Historical Context [Master]
- Commodity money: Gold, silver, and other commodities served as money for millennia. The Lydian electrum coins (c. 600 BCE) are among the earliest known.
- Paper money: First developed in China during the Tang Dynasty (7th century CE). Marco Polo marveled at paper money in the 13th century.
- Goldsmith bankers (17th century England): Goldsmiths who stored gold for clients issued receipts that circulated as money. They discovered they could lend out a portion of the gold (earning interest) since not all depositors would claim their gold simultaneously -- the origin of fractional reserve banking.
- Bank of England (1694): Established to fund war with France, the Bank of England became the model for central banking. Initially a private institution, it gradually assumed central banking functions.
- Banking panics: The 19th and early 20th centuries saw recurring banking panics (1819, 1837, 1857, 1873, 1893, 1907) in which bank runs caused widespread failures.
- Federal Reserve (1913): Created in response to the Panic of 1907 to provide a more elastic currency and serve as lender of last resort.
- Great Depression: The banking crises of 1930-1933 saw thousands of bank failures. Friedman and Schwartz argued that the Fed's failure to prevent the money supply from contracting by one-third turned a recession into a depression.
- Bretton Woods (1944-1971): The post-war monetary system pegged currencies to the US dollar, which was convertible to gold at $35/ounce.

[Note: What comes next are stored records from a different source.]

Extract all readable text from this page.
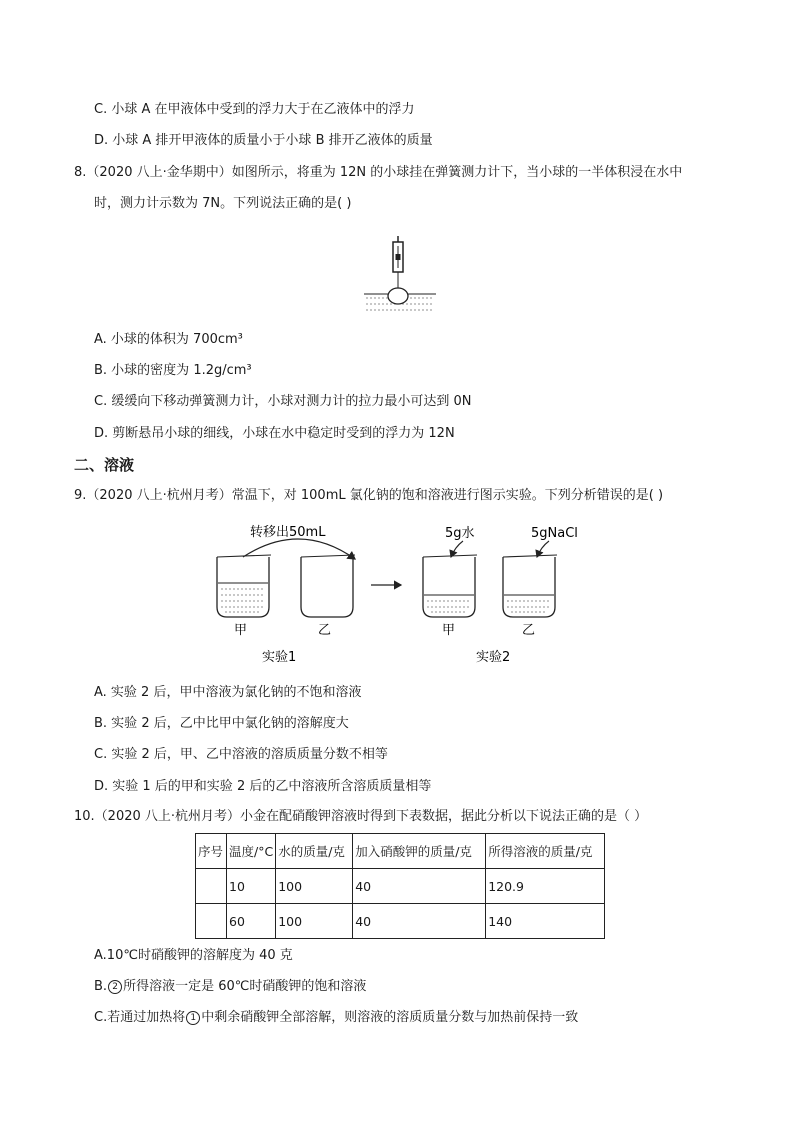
C. 小球 A 在甲液体中受到的浮力大于在乙液体中的浮力
D. 小球 A 排开甲液体的质量小于小球 B 排开乙液体的质量
8.（2020 八上·金华期中）如图所示，将重为 12N 的小球挂在弹簧测力计下，当小球的一半体积浸在水中
时，测力计示数为 7N。下列说法正确的是( )
A. 小球的体积为 700cm³
B. 小球的密度为 1.2g/cm³
C. 缓缓向下移动弹簧测力计，小球对测力计的拉力最小可达到 0N
D. 剪断悬吊小球的细线，小球在水中稳定时受到的浮力为 12N
二、溶液
9.（2020 八上·杭州月考）常温下，对 100mL 氯化钠的饱和溶液进行图示实验。下列分析错误的是( )
转移出50mL	5g水	5gNaCl
甲	乙	甲	乙
实验1	实验2
A. 实验 2 后，甲中溶液为氯化钠的不饱和溶液
B. 实验 2 后，乙中比甲中氯化钠的溶解度大
C. 实验 2 后，甲、乙中溶液的溶质质量分数不相等
D. 实验 1 后的甲和实验 2 后的乙中溶液所含溶质质量相等
10.（2020 八上·杭州月考）小金在配硝酸钾溶液时得到下表数据，据此分析以下说法正确的是（ ）
序号	温度/°C	水的质量/克	加入硝酸钾的质量/克	所得溶液的质量/克
	10	100	40	120.9
	60	100	40	140
A.10℃时硝酸钾的溶解度为 40 克
B. 2 所得溶液一定是 60℃时硝酸钾的饱和溶液
C.若通过加热将 1 中剩余硝酸钾全部溶解，则溶液的溶质质量分数与加热前保持一致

Nixon ended gold convertibility in 1971, ushering in the era of pure fiat money.
- 2008 Financial Crisis: The crisis revealed the fragility of the modern banking system. Central banks responded with unprecedented measures: near-zero interest rates, quantitative easing (large-scale asset purchases), and new regulatory frameworks (Dodd-Frank, Basel III).
- Post-2008 developments: The expansion of central bank balance sheets, the emergence of cryptocurrencies, and discussions of central bank digital currencies (CBDCs) have reignited debates about the nature and future of money.
Bibliography [Master]
- Friedman, M., & Schwartz, A. J. (1963). A Monetary History of the United States, 1867-1960. Princeton University Press.
- Freixas, X., & Rochet, J.-C. (2008). Microeconomics of Banking (2nd ed.). MIT Press.
- Hayek, F. A. (1931). Prices and Production. Routledge.
- Keynes, J. M. (1936). The General Theory of Employment, Interest and Money. Macmillan.
- Kelton, S. (2020). The Deficit Myth. PublicAffairs.
- Mises, L. von (1912). The Theory of Money and Credit. Duncker & Humblot.
- Tobin, J. (1969). A general equilibrium approach to monetary theory. Journal of Money, Credit and Banking, 1(1), 15-29.
- Wray, L. R. (2012). Modern Money Theory: A Primer on Macroeconomics for Sovereign Monetary Systems. Palgrave Macmillan.
- Woodford, M. (2003). Interest and Prices: Foundations of a Theory of Monetary Policy. Princeton University Press.